The activist investor cited a complaint filed against Yahoo! that accuses Yang of engineering a plan that would allow Yahoo! employees to quit their jobs at any time following a takeover and "pocket generous termination benefits."

Ichan suggested Yahoo! rescind the "poison pill severance plan" to free up $2.4 billion or more that could be added to a new Microsoft bid for the company.

In his latest June 6 letter to Bostock, Icahn said he believes the severance plan will negatively impact employee behavior and "degrade the ability of an acquirer to successfully integrate the acquisition."

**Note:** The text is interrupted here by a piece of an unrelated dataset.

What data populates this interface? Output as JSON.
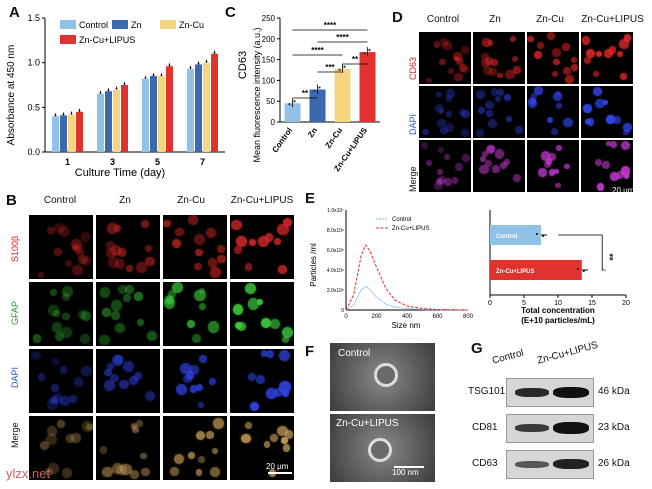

"In the event of a change of control, the employee may decide not to work as hard in the hopes of cashing in on a robust severance package that awards up to two years salary and benefits, $15,000 of outplacement expenses, and accelerated vesting of stock options and restricted stock units," Icahn said in his letter.

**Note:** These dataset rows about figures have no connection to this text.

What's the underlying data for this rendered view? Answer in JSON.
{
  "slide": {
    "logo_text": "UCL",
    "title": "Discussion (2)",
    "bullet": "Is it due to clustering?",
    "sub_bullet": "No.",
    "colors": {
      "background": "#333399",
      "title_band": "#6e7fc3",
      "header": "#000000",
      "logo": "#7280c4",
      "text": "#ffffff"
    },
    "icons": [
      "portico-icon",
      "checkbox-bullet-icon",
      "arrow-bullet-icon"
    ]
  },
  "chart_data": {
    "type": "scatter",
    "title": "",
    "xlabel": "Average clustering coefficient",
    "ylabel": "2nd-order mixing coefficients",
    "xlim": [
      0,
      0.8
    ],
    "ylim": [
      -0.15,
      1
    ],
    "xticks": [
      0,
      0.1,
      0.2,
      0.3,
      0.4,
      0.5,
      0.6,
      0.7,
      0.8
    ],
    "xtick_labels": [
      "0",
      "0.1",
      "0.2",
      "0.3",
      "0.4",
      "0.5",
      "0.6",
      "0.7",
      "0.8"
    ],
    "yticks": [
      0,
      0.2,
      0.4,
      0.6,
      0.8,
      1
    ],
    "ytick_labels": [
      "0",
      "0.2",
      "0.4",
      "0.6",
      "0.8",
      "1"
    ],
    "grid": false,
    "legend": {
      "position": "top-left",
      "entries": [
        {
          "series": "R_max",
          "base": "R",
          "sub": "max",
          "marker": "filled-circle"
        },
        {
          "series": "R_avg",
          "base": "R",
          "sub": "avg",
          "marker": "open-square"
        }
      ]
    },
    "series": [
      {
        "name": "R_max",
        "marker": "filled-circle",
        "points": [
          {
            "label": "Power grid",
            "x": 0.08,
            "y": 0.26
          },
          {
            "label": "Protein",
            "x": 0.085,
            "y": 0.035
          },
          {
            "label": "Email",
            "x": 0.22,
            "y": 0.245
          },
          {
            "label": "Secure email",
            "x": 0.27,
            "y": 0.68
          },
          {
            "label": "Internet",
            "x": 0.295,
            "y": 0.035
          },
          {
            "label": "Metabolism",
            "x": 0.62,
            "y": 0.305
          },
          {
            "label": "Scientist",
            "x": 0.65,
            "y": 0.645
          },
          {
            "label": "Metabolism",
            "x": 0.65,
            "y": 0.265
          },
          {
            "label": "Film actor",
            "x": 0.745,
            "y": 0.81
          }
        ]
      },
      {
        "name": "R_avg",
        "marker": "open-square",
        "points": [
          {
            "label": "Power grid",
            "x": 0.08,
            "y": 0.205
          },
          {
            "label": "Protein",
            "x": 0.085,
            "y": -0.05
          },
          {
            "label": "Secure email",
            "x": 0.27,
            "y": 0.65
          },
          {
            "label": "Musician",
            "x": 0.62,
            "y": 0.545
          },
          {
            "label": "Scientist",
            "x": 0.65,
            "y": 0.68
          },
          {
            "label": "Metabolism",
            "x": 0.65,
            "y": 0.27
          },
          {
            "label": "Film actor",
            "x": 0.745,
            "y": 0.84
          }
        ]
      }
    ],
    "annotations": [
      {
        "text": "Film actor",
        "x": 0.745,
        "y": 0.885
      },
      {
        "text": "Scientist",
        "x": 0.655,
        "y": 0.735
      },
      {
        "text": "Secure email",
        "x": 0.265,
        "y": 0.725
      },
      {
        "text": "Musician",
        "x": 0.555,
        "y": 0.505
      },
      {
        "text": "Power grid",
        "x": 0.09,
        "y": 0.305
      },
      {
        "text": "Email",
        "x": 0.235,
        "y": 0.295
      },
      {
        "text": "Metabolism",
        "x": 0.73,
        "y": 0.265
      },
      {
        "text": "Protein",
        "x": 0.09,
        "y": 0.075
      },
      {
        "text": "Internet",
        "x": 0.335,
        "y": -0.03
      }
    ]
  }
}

Icahn told Bostock he does have a plan for Yahoo! and it includes:

• Replacing the severance plan with an "acceptable alternative";

• Hiring a "talented and experienced" CEO; and

• Asking the new board to inform Microsoft that unless any alternative transaction can ensure a $33 or higher stock price, all talks of alternative transactions are over.

In addition, Icahn said he would ask the new board to offer publicly to sell Yahoo! to Microsoft in "a friendly and cooperative transaction."

If Microsoft is not interested in making a proposal, Icahn would ask the new board to do a search deal with Google that would not impede a subsequent acquisition by Microsoft.

According to Icahn, Yahoo! previously denied shareholders the opportunity to sell to Microsoft at $40 per share in January 2007 and at $31 per share in January 2008, in addition to sabotaging a $33-per-share offer, the letter stated.

It was previously announced that Yahoo! would hold its annual meeting of stockholders on Aug. 1.

Yahoo! shareholders will be asked to elect nine directors to serve until the 2009 annual meeting or until their respective successors are elected and qualified.

Icahn nominated a slate of nine candidates plus himself for election to the Sunnyvale, Calif., internet services provider's board.

The Federal Trade Commission recently granted early termination of antitrust reviews in Icahn's bid to purchase up to $2.5 billion of Yahoo! stock, a government release said.